Só não quer é que a sua “amada” fique zangada por sua causa.
O meu
primeiro contacto com um desse espécime foi em criança. Estranhando ver um
vizinho a passar horas intermináveis fechado (!) na sua autocaravana, só soube
que era um Mongas Submisso quando o vi acompanhado pela sua esposa.
Mesmo
sendo criança na altura, soube logo que estava na presença de um Mongas
Submisso, de que tinha ouvido falar mas que nunca vira.
Reparei
que o espécime mal falava na presença da sua esposa (ela falava pelos dois), e
bastava um olhar dela para ele baixar imediatamente a cabeça.
Este era
obviamente um caso agudo! Já vi outros casos semelhantes mas felizmente a maior
parte são mais ligeiros.
Mas afinal qual é a origem do Mongas Submisso?
Historiadores
afirmam ter encontrado provas que o homem das cavernas após escolher a sua
parceira, arrastava-a para a sua caverna pelos cabelos, depois de lhe dar uma pancada
na cabeça com a sua moca.
Já o
Mongas Submisso caracterizava-se por ser ele próprio o “mocado”! E a partir daí divergiu….
Contactado
o “National
Geographic”, que após prolongadas observações, informaram-me que
actualmente o Mongas Submisso integra-se bem na sociedade, passando
completamente despercebido.
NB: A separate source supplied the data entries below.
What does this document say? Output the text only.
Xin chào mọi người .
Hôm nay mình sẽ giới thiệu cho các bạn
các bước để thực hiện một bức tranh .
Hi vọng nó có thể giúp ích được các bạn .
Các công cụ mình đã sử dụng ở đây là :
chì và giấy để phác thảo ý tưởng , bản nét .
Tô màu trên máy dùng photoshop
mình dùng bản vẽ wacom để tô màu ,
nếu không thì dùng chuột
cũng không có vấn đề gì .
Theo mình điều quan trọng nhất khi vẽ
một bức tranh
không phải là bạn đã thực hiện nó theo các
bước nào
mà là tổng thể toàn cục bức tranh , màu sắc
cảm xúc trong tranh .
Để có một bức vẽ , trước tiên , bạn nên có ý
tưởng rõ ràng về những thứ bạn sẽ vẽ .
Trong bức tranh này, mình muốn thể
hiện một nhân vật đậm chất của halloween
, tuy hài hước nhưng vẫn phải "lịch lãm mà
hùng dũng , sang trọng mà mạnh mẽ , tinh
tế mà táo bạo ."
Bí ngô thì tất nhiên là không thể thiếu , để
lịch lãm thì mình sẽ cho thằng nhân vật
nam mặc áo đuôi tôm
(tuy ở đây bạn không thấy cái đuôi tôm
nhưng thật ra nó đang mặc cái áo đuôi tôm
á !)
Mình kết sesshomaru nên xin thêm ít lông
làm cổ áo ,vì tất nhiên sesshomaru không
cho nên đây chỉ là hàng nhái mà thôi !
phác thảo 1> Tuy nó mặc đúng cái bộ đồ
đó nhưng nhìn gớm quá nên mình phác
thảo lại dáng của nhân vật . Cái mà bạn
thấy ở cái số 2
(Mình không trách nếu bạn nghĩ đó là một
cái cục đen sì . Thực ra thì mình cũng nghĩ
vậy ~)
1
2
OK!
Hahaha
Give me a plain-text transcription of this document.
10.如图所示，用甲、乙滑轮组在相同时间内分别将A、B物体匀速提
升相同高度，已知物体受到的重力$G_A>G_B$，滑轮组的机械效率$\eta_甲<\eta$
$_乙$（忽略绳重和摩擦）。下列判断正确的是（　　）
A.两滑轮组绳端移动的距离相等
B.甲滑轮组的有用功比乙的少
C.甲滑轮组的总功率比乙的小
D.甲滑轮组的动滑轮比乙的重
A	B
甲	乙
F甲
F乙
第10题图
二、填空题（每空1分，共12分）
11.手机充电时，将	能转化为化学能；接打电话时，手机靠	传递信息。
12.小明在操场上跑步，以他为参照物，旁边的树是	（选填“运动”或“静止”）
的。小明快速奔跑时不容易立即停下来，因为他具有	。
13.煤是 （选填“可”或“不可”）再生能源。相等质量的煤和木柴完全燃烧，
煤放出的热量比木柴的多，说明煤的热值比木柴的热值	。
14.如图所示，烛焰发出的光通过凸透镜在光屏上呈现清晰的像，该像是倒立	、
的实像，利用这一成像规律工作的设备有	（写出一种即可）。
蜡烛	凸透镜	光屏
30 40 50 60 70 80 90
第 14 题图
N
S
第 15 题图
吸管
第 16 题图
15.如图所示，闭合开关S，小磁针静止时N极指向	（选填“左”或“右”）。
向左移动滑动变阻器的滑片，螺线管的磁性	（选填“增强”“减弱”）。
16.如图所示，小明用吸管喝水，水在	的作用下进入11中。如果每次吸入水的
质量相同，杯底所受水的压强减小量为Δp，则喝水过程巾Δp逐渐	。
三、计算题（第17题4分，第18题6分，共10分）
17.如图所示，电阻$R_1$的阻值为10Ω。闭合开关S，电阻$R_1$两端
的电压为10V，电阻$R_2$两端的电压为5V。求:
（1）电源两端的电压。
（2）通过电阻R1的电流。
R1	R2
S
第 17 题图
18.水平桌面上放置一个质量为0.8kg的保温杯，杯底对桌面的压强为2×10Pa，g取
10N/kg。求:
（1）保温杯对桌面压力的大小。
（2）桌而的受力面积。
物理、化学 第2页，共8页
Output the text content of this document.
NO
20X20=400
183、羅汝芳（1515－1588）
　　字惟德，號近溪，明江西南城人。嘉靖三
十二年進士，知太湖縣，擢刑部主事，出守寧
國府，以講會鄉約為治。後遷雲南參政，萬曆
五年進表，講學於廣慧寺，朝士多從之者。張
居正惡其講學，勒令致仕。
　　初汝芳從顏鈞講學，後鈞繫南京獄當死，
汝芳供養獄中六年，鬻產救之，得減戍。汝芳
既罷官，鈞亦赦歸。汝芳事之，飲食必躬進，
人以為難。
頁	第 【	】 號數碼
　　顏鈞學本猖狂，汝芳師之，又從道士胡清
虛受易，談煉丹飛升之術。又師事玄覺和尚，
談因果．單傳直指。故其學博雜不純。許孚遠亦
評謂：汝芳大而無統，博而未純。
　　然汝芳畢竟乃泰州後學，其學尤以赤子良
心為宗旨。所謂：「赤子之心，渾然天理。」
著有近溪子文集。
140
Quando sozinho!
Porém,
quando acompanhado, este espécime é facilmente detectável até pelo observador
mais desatento, especialmente pelo circular em casal no shopping.
É que o
Mongas Submisso caminha um passo ou dois atrás da sua “amada”, e quase sempre
com olhos sorridentes e brilhantes (verdade!), contrastando com o rosto fechado
e duro da sua parceira.
O “National Geographic” informou ainda que
o Mongas Submisso não está em risco de extinção, antes pelo contrário, pois
reproduzindo-se com alguma facilidade, ocupa agora regiões onde dantes rareava.
E quanto
ao seu futuro? Permanece um mistério...
Não
tenhamos ilusões! Não há cura nem remédios mágicos, estilo chifre de
rinoceronte ou de unicórnio.
Então a solução
é continuar a levar e a calar! Ou fugir, mas para
perto e por pouco tempo, de preferência, não vá a “patroa” zangar-se a sério.
É assim o
seu Destino. E se este é levar “mocadas”, abençoadas sejam!